Entreprises de BTP

Casino met en Bourse sa filiale foncière

Suivant l’exemple de nombre de distributeurs qui filialisent, vendent ou cotent en Bourse leurs actifs immobiliers pour trouver de nouveaux financements, Casino prévoit d’introduire sur le marché boursier jusqu’à 18,5% du capital de la foncière Mercialys.

Le distributeur avait annoncé en avril dernier la création de la société foncière Mercialys, qui regroupe la partie « galeries commerciales » en France du patrimoine immobilier du groupe. Ses actifs représentent au total 147 sites, pour une valeur d’expertise de 957,5 millions d’euros.
Cette filiale, dont Casino gardera le contrôle majoritaire, prévoit un programme d’investissement qui sera financé par une augmentation de capital « de 200 à 300 millions d’euros » au moment de son introduction en Bourse. Cette opération permettra au groupe Casino de « renforcer ses fonds propres » et de « réduire son endettement ».
Pour Casino, qui possède 3,5 milliards d’euros d’actifs immobiliers en France, les galeries commerciales sont « un immobilier à rendement très intéressant. Avec Mercialys, on veut rester dans ce métier et grandir plus vite que ce que Casino pourrait raisonnablement faire », explique Jacques Ehrmann, PDG de Mercialys et responsable de l’immobilier du groupe.

Pour Guy Francheteau, analyste chez Fideuram Wargny, « Casino a décidé d’introduire Mercialys en Bourse parce qu’il a des besoins de financement. Le groupe a des engagements prévus, notamment pour sur CBD, la filiale brésilienne (dont il a acquis le co-contrôle, ndlr) et (pour sa prise de contrôle) sur Vindémia ».
« Il doit trouver pas loin de 600 millions de cash pour compenser ces sorties.

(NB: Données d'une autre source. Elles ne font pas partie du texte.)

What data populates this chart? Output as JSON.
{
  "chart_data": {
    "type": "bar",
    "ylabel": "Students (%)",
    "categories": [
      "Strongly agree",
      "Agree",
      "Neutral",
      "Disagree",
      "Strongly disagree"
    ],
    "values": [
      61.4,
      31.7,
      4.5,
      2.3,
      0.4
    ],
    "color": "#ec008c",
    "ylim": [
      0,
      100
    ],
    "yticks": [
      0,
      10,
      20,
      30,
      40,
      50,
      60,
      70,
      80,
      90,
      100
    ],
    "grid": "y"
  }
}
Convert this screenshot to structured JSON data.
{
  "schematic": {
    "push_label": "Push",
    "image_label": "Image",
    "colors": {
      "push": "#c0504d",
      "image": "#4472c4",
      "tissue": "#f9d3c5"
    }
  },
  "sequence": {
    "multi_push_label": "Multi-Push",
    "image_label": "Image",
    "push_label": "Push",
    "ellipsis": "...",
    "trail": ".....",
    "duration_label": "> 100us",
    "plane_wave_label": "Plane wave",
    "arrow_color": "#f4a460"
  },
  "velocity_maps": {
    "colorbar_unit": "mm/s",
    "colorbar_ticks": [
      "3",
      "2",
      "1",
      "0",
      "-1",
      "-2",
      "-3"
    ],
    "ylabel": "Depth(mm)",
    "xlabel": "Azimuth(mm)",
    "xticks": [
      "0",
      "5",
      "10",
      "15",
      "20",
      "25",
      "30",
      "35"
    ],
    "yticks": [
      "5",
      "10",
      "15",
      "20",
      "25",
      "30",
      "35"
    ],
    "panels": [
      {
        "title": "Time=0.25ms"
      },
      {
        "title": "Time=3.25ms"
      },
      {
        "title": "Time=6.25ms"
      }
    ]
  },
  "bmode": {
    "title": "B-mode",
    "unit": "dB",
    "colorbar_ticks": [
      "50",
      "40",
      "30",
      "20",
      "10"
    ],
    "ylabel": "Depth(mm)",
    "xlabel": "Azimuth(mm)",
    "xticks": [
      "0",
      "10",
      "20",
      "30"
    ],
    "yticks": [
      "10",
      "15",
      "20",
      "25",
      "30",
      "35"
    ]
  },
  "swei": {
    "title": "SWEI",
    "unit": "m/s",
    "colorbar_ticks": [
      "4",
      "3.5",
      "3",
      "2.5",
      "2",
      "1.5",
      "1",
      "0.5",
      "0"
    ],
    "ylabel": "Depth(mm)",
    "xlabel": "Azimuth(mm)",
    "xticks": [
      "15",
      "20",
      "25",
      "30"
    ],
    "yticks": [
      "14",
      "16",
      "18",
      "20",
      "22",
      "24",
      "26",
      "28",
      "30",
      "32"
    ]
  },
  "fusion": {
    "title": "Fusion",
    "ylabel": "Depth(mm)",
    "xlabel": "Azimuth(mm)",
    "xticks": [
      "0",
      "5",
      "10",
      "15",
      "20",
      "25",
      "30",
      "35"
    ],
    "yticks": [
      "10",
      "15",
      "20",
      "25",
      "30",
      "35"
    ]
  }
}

C’est exactement ce qu’il va récupérer avec Mercialys », poursuit-il, ajoutant que si Casino vend 45% de Mercyalis, le groupe peut récupérer 545 millions d’euros.

A l’instar de Casino, le groupe Galeries Lafayette envisagerait également de rationaliser la gestion de son immobilier pour trouver des fonds.
Le président du directoire Philippe Houzé a ainsi indiqué lundi dans une interview aux Echos qu’il réfléchissait « à la possibilité de créer » une activité de « gestion de l’immobilier commercial », qui permettrait d’aider à rembourser l’endettement lié au rachat des parts de la famille Meyer.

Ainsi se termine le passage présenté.